Some studies reported muscular fibrosis after central or peripheral nervous system disorders [2, 35] and are consistent with our results. In our animal study, muscular fibrosis after spinal cord injury was not improved by any treatments, but stretching after heat improved the muscular factor of contractures. Although fibrosis is one of the important histopathologic features of muscle tissues after spinal cord injury, we propose that correction of muscle shortening can be achieved without removal of fibrosis. Generally, collagen Type I in muscle tissue is associated with stiffness, and the abundance of collagen Type III correlates with tissue compliance [18]. Increased total collagen content and accumulation of collagen Type I in endomysium in spastic muscles of children with cerebral palsy have been reported [2]. Conversely, there were no differences in the intensity and distribution of immunostaining for collagen Types I and III among any groups in this animal study. This difference may be attributed to differences in species, age, model, and/or disease duration.

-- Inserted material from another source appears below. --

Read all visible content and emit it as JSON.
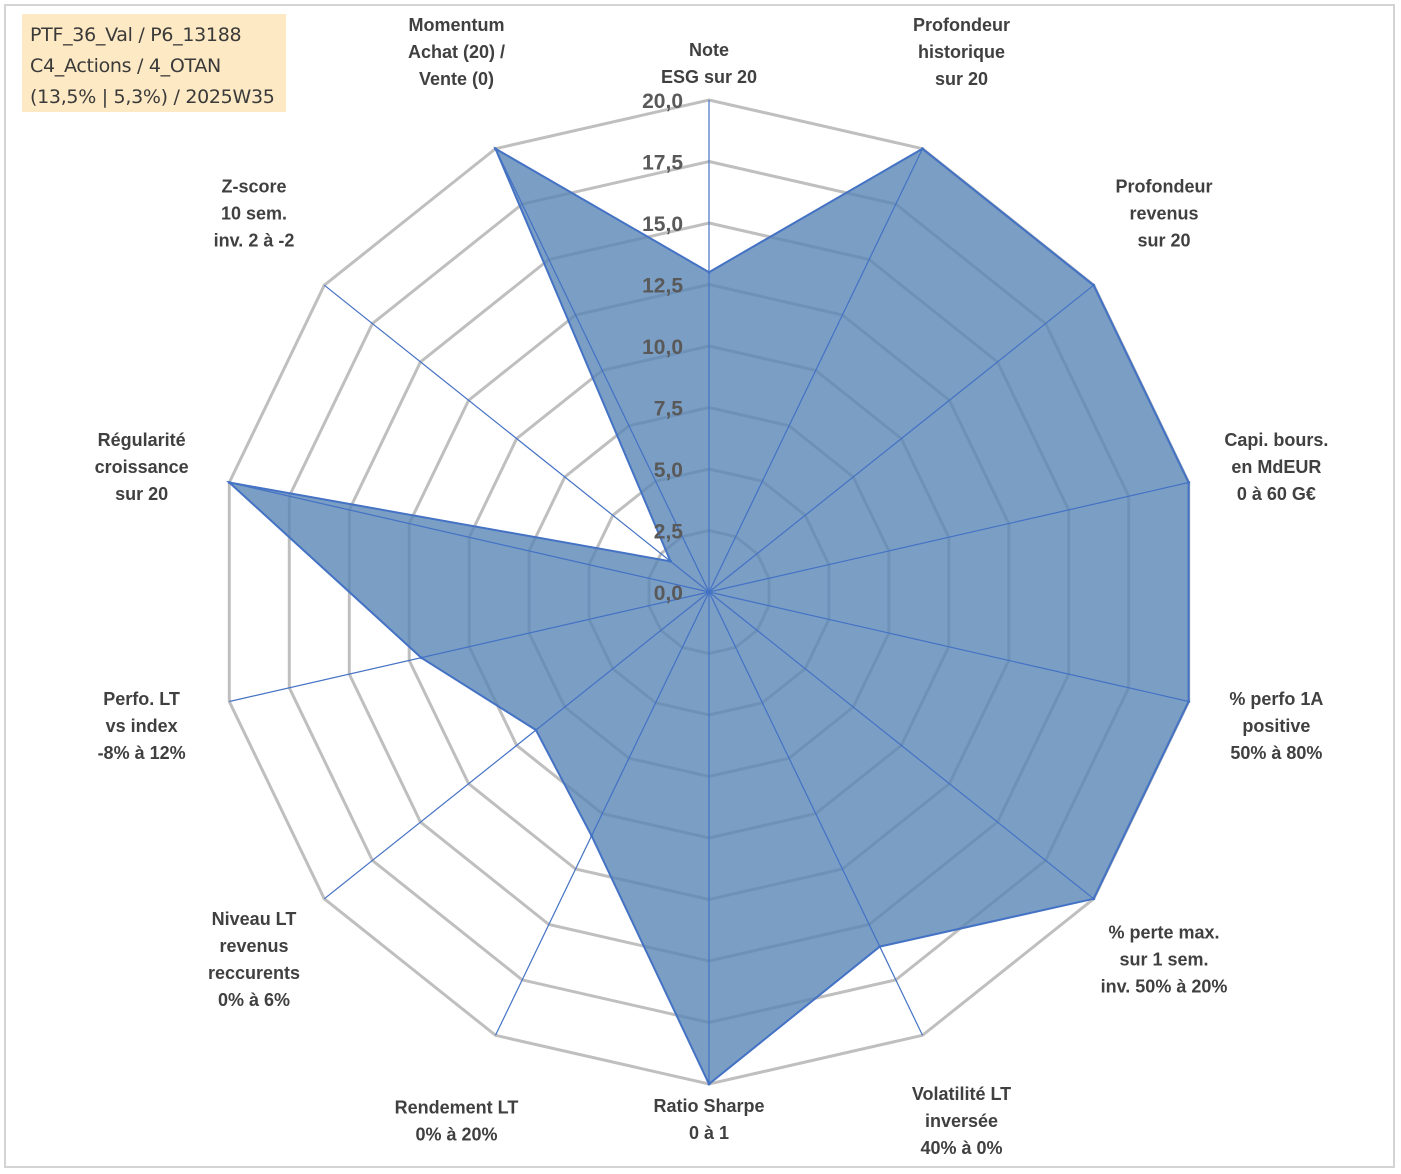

Factors other than expression of collagen Types I and III may be responsible for muscular contractures in early-stage spinal cord injury.

In the current study and a previous animal study [29], stretching improved the joint capsule shortening after spinal cord injury. Heat and cold alone had no effect on the synovial intima length. Improvements in the articular factor of contracture appeared to be associated with increases in synovial length. Therefore, shortening of the joint capsule seen in this study may be partly responsible for the articular factor in rats with spinal cord injury, supporting results of previous studies [29, 31].

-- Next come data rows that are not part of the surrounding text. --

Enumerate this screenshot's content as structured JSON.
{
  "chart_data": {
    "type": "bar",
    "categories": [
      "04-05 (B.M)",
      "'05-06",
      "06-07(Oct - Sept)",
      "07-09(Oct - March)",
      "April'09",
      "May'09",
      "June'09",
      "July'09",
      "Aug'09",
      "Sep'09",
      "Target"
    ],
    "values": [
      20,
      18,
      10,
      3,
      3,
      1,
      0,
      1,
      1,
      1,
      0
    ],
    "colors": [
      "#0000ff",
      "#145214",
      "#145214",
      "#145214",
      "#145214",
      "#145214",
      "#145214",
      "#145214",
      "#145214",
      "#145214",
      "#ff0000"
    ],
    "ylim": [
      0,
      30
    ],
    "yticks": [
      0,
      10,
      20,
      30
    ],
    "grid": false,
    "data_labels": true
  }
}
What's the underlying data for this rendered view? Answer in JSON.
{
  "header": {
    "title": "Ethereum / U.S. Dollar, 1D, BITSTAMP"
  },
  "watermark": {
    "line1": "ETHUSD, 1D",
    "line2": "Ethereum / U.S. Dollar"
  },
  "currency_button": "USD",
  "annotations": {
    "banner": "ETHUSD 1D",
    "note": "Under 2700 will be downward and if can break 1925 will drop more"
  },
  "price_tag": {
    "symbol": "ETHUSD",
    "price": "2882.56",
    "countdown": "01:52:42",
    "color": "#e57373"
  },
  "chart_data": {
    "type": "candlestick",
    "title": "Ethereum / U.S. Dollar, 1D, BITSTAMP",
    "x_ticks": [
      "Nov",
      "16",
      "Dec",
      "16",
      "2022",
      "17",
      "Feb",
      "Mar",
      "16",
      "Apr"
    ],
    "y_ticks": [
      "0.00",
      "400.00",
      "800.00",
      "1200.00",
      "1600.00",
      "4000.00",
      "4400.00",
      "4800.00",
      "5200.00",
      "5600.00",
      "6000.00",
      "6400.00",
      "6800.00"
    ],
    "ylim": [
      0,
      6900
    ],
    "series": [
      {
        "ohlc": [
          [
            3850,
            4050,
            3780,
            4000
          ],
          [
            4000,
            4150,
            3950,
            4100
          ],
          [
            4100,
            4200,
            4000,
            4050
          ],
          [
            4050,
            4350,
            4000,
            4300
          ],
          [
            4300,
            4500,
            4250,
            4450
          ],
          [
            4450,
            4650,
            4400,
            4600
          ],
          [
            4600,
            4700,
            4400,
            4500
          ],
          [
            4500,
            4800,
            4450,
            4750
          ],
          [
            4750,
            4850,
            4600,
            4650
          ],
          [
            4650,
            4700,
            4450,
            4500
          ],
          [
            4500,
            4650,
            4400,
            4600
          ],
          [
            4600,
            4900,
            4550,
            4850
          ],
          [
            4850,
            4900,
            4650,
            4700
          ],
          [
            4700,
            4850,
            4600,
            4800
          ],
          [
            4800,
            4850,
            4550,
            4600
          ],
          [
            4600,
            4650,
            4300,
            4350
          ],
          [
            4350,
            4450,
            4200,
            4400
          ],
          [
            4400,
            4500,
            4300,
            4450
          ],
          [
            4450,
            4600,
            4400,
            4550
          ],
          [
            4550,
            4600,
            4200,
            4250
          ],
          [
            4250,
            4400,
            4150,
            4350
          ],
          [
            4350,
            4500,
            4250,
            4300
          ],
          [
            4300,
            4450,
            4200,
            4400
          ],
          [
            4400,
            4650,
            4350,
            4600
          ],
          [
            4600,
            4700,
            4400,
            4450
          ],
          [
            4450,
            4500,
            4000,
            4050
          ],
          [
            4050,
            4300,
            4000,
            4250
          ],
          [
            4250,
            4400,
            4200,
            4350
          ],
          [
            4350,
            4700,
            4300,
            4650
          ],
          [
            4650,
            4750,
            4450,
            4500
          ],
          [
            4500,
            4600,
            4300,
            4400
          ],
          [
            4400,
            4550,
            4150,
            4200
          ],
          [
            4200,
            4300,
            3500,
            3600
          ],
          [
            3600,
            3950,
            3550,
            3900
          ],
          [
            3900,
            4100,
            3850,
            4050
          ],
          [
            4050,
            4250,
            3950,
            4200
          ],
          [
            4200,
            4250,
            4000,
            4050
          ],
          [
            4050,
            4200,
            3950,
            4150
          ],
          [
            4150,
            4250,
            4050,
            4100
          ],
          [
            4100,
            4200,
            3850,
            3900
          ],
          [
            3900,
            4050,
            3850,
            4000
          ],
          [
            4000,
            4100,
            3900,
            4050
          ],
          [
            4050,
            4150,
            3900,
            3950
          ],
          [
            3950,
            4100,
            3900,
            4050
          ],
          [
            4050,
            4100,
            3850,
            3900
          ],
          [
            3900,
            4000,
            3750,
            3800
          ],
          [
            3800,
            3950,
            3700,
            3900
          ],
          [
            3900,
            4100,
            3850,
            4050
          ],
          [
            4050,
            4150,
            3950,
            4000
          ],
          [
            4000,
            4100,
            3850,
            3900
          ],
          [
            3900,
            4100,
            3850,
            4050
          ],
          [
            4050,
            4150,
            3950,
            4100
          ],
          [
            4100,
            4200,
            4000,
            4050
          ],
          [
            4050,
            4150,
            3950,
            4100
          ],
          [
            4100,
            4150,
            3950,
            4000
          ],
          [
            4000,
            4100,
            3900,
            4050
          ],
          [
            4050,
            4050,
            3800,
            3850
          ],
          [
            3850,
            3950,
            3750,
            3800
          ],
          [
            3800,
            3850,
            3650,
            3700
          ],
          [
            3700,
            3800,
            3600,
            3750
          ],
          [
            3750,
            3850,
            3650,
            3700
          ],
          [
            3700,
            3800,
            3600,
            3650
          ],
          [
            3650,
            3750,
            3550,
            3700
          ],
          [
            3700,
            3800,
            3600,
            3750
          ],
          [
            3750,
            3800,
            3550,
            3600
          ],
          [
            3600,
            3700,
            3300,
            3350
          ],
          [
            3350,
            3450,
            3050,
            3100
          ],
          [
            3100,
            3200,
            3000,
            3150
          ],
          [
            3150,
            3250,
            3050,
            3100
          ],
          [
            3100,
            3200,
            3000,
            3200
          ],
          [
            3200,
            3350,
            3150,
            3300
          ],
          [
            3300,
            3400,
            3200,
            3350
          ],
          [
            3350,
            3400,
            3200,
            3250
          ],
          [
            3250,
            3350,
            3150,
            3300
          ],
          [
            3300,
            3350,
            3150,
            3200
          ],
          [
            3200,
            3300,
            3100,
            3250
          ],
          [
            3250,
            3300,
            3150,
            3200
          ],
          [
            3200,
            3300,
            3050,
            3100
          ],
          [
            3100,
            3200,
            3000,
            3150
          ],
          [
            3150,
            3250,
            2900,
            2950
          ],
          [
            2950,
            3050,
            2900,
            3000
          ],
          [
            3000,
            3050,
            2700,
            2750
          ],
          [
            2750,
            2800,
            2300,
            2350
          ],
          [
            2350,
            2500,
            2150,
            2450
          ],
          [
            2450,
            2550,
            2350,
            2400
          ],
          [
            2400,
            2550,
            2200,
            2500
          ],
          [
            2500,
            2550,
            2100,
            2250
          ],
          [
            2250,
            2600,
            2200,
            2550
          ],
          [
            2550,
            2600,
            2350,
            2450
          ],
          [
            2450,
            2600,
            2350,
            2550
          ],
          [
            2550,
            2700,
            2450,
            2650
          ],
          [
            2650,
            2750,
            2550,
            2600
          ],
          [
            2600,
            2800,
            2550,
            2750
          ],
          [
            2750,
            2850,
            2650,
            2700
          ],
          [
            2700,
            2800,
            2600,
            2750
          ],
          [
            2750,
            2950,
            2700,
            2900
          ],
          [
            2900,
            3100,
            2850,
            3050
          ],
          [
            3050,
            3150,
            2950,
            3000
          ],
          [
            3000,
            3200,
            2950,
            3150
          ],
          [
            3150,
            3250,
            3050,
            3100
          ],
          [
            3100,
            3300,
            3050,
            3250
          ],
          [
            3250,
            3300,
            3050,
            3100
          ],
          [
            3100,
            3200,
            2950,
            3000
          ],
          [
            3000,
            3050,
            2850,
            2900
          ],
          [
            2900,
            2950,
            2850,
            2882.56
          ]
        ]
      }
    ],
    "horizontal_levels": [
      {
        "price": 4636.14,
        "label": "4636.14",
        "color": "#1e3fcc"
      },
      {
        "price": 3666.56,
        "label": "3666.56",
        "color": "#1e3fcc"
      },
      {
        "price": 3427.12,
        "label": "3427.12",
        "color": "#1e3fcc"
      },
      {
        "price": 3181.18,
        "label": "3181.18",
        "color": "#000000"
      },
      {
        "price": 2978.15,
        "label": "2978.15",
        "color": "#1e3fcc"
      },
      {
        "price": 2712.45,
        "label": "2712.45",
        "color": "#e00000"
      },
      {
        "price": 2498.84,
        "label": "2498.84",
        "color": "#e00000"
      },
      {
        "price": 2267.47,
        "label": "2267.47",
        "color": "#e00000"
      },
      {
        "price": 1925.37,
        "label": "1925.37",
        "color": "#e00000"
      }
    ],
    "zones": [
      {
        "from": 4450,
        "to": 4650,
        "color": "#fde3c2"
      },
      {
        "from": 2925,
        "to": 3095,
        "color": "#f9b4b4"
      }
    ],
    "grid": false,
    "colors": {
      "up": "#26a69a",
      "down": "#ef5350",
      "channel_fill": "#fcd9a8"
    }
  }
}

Findings from the current study imply that heat or cold alone is ineffective and stretching is helpful for correction of contractures after spinal cord injury in rats. In addition, we provide evidence that heat is more beneficial than cold to increase the effectiveness of stretching for the treatment of contractures after spinal cord injury. The treatments evaluated in our study, using this particular animal model, should be considered to be geared toward treatment of contractures after an experimentally induced spinal cord injury. We believe it is reasonable to consider preliminary clinical studies to determine whether stretching after heat is clinically applicable to contractures derived from spastic paralyses.